Umweltprobleme als Folge
Laut internationalem Forscherteam belegt die Studie, dass der Nachschub von Sedimenten aus dem Mittel- und Oberlauf bereits heute zu gering ist, um die Sandentnahmen im Delta auszugleichen. Durch das Sanddefizit entstehen Folgewirkungen wie fortschreitende Ufer- und Küstenerosion mit der Gefahr von Erdrutschen sowie Salzwassereintrag und Bodenversalzung – mit erheblichen Auswirkungen auf das Leben und die Lebensgrundlage der etwa 18 Millionen Bewohner des Deltas. "Vor dem Hintergrund der Intensivierung der Nutzung der Wasserkraft am Mekong und mit dem Bau von mehr als einem Dutzend neuer Stauanlagen verschärft sich die Problematik der Stabilität des Mekong im Unterlauf und im Delta infolge eines zusätzlichen Rückhalts von Sedimenten im Mittel- und Oberlauf", sagt Dr.-Ing. Jan Visscher, Oberingenieur und Messfahrtleiter des Vorhabens im Mekong-Delta.

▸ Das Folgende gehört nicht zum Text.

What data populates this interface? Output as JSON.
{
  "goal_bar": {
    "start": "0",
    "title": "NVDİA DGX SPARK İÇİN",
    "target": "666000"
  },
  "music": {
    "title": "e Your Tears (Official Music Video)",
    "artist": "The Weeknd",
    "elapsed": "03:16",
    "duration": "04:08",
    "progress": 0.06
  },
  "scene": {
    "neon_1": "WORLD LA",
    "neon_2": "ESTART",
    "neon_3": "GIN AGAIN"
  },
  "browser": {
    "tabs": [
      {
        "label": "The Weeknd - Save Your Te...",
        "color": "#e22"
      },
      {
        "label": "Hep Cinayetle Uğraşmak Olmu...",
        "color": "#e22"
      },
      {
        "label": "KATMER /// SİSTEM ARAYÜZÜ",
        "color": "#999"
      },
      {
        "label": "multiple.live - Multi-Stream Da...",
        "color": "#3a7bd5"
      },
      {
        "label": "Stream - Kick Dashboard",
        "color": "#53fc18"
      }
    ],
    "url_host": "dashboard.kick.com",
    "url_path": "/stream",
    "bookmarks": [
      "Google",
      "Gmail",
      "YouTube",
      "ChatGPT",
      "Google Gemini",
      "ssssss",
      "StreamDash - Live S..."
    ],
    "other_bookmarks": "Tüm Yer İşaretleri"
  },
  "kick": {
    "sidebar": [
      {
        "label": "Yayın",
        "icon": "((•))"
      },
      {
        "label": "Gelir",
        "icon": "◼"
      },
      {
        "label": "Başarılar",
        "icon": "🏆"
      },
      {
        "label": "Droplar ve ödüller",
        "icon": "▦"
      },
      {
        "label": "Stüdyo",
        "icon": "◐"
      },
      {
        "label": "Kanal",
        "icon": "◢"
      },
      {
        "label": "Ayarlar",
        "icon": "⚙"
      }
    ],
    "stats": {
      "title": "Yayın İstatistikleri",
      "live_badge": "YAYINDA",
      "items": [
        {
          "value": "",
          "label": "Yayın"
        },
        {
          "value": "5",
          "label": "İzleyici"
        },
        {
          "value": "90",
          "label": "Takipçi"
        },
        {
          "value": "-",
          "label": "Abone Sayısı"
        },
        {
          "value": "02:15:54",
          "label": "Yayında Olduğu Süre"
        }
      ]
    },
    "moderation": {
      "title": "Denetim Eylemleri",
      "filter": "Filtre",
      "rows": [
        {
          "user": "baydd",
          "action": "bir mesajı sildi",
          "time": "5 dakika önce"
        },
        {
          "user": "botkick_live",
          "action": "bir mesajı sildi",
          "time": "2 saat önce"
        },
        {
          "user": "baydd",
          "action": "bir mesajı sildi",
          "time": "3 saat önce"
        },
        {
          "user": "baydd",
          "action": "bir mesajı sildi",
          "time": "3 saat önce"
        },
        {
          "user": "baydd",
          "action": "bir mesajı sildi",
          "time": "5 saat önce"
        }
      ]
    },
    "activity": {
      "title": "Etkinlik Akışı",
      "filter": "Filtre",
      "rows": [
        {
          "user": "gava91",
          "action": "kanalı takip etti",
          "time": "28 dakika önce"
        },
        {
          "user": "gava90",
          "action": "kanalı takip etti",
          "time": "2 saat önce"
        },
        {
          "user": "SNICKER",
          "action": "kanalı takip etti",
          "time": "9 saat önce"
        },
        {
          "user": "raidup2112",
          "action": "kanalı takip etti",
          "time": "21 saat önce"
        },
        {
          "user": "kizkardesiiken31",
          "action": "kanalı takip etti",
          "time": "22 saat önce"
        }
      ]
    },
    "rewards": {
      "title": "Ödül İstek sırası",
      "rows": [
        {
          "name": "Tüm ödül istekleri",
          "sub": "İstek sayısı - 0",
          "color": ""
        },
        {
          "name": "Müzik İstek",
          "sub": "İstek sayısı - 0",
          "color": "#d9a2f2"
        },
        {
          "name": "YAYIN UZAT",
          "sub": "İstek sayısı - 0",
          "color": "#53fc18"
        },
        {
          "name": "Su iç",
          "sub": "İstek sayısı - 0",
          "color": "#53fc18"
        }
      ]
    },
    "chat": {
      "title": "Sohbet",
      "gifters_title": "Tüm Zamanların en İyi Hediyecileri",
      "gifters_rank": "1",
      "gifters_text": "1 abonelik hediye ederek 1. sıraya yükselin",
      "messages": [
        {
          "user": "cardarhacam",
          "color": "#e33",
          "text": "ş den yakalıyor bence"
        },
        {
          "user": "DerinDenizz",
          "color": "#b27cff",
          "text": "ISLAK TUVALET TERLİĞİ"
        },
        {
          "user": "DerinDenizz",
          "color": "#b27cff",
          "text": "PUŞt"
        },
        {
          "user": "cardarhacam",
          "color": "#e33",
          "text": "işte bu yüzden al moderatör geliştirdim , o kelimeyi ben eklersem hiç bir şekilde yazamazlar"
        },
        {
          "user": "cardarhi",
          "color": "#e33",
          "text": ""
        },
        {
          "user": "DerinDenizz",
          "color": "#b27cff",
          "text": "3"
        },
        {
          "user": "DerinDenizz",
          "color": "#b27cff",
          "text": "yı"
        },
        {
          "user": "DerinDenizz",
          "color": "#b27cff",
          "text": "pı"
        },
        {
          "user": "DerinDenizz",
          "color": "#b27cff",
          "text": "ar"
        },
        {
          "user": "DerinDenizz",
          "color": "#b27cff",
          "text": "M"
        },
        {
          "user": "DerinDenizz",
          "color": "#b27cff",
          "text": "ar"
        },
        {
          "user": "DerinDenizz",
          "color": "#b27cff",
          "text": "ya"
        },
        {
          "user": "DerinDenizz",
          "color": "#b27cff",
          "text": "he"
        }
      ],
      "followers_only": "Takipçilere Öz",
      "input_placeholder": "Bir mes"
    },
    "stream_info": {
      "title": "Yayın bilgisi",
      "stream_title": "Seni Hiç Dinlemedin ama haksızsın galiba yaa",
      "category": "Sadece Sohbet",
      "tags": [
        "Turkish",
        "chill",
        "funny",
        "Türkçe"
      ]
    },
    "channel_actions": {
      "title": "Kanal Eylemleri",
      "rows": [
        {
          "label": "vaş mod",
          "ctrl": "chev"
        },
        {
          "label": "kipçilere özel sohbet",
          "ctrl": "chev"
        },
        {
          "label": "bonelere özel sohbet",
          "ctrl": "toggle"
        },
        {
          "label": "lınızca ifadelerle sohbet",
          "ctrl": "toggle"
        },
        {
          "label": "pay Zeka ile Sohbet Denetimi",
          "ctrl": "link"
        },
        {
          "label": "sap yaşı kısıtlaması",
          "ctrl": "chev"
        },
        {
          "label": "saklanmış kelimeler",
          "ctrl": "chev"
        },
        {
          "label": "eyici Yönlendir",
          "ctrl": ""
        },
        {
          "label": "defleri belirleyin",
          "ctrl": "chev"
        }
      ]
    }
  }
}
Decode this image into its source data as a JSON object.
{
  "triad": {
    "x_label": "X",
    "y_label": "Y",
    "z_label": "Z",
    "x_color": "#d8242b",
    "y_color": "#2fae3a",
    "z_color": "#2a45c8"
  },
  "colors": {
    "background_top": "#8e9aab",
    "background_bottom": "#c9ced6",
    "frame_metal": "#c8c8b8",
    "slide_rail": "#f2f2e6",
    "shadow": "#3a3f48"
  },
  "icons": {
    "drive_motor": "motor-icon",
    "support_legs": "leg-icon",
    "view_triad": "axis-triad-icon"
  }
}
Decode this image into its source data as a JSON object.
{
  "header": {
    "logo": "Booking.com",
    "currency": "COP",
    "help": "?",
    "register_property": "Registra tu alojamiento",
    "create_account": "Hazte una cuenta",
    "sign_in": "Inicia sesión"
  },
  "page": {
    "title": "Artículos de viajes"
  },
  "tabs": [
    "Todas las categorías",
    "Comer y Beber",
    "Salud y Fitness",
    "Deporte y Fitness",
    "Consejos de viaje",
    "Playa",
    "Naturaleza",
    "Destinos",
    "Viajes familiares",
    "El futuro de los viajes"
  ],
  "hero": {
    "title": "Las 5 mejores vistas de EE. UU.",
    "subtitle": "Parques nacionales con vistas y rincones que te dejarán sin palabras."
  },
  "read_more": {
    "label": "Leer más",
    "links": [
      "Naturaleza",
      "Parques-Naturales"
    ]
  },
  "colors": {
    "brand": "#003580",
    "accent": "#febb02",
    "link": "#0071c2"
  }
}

Gefährdung der "Reisschüssel Vietnams"
Das Mekong-Delta – auch die "Reisschüssel Vietnams" genannt – liefert etwa 50 Prozent der Nahrungsproduktion des Landes. Das feuchte, flache Land bietet ideale Bedingungen für den Reisanbau. Dieser Lebensraum ist durch die informelle und vor allem nicht nachhaltige Sandentnahme und der daraus resultierenden Destabilisierung des Flusses in höchstem Maße gefährdet, wie die Ergebnisse des Forschungsprojekts jetzt erstmals eindeutig belegen.